Protein phosphorylation/dephosphorylation and the transient, voltage-dependent potassium conductance in Hermissenda crassicornis.

Recent interest in the modulation of ionic conductances in excitable membranes, particularly K+ conductances, has focused on biochemical mechanisms such as protein phosphorylation. Several distinct types of voltage-dependent K+ currents (e.g. transient, delayed, and Ca2+-dependent) can be separated by electrophysiological and pharmacological means. We have found that two treatments, 4-aminopyridine and high external K+, which preferentially reduce the transient K+ current also reduce the level of 32P incorporation in a 25,000 molecular weight phosphoprotein band in eyes and ganglia of the nudibranch mollusc Hermissenda crassicornis. The effect of agents which reduce the transient K+ current is relatively specific because 32P incorporation in this band is not significantly affected by Ba2+ which preferentially blocks the delayed K+ current, or by Ni2+, which blocks the Ca2+ channel and in turn inhibits the Ca2+-dependent K+ current. Additional studies indicate that a change in endogenous impulse activity is not required for the expression of the 4-aminopyridine effect on protein phosphorylation. The concentration dependence and time course of the 4-aminopyridine effect on 32P incorporation are in reasonable agreement with those reported for the blockade of the transient K+ current by 4-aminopyridine.
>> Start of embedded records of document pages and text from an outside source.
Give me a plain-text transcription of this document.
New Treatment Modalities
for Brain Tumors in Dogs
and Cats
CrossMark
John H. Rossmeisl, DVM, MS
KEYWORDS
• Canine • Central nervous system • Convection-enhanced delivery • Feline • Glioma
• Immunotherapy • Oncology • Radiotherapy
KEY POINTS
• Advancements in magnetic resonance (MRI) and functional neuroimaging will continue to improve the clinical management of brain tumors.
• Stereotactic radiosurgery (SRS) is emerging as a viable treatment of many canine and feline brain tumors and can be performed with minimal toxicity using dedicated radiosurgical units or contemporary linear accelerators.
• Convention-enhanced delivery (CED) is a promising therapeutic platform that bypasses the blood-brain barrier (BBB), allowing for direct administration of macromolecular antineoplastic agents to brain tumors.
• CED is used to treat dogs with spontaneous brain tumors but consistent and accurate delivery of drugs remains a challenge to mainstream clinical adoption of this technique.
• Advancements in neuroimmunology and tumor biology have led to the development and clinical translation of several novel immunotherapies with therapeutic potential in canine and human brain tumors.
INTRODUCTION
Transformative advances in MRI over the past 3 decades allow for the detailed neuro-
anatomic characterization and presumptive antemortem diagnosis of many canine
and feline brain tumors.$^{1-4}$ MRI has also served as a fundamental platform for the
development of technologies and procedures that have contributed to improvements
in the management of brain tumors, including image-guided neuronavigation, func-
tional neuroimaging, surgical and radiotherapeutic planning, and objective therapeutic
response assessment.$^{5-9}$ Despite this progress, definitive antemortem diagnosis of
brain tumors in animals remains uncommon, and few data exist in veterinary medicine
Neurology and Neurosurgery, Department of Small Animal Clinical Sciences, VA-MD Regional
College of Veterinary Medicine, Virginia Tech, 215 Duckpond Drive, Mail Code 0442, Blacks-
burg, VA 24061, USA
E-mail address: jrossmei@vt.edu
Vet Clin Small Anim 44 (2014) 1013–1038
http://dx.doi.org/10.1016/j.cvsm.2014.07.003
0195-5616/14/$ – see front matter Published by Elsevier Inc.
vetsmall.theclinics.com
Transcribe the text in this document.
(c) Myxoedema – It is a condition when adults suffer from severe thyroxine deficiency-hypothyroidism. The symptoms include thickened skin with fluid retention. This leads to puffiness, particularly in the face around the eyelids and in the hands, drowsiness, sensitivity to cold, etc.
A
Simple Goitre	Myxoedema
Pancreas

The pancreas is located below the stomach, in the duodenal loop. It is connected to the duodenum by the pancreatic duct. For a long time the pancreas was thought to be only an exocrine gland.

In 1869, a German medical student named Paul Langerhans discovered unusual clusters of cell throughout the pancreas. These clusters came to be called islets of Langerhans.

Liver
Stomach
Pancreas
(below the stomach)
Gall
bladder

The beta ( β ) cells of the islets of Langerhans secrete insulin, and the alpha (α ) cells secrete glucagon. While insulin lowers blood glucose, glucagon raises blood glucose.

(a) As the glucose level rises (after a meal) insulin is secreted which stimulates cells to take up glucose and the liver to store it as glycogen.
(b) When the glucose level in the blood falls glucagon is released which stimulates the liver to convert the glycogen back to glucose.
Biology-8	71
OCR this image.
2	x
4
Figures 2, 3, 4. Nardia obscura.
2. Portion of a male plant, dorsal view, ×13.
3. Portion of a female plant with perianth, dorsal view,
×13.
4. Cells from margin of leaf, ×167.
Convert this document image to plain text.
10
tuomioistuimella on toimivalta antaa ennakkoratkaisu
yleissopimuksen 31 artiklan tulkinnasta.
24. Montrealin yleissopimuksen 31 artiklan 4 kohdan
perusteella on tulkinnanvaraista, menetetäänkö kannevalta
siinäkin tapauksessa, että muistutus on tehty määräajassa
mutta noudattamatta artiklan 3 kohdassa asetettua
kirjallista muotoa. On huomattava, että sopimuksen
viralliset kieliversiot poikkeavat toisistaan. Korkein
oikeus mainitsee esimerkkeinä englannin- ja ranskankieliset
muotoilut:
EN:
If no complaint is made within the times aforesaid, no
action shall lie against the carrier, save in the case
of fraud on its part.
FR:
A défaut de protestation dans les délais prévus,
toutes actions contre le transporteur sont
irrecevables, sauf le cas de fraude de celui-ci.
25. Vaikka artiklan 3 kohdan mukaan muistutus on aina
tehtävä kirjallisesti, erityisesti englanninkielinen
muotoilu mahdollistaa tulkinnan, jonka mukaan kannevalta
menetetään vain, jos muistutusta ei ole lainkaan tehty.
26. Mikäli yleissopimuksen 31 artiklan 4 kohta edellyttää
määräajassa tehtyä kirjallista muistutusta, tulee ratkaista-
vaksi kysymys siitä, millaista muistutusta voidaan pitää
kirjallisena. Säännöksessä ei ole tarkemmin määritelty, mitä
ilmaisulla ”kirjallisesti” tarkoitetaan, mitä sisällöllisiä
Following removal of 4-aminopyridine, 32P incorporation increases in the 25,000 molecular weight phosphoprotein band and in a 23,000 molecular weight Ca2+-stimulated phosphoprotein band. The data presented here suggest that there is a relationship between the transient K+ current and the state of phosphorylation of specific neuronal proteins in Hermissenda and point to further studies to identify the phosphoproteins and the mechanism which leads to the observed changes in protein phosphorylation.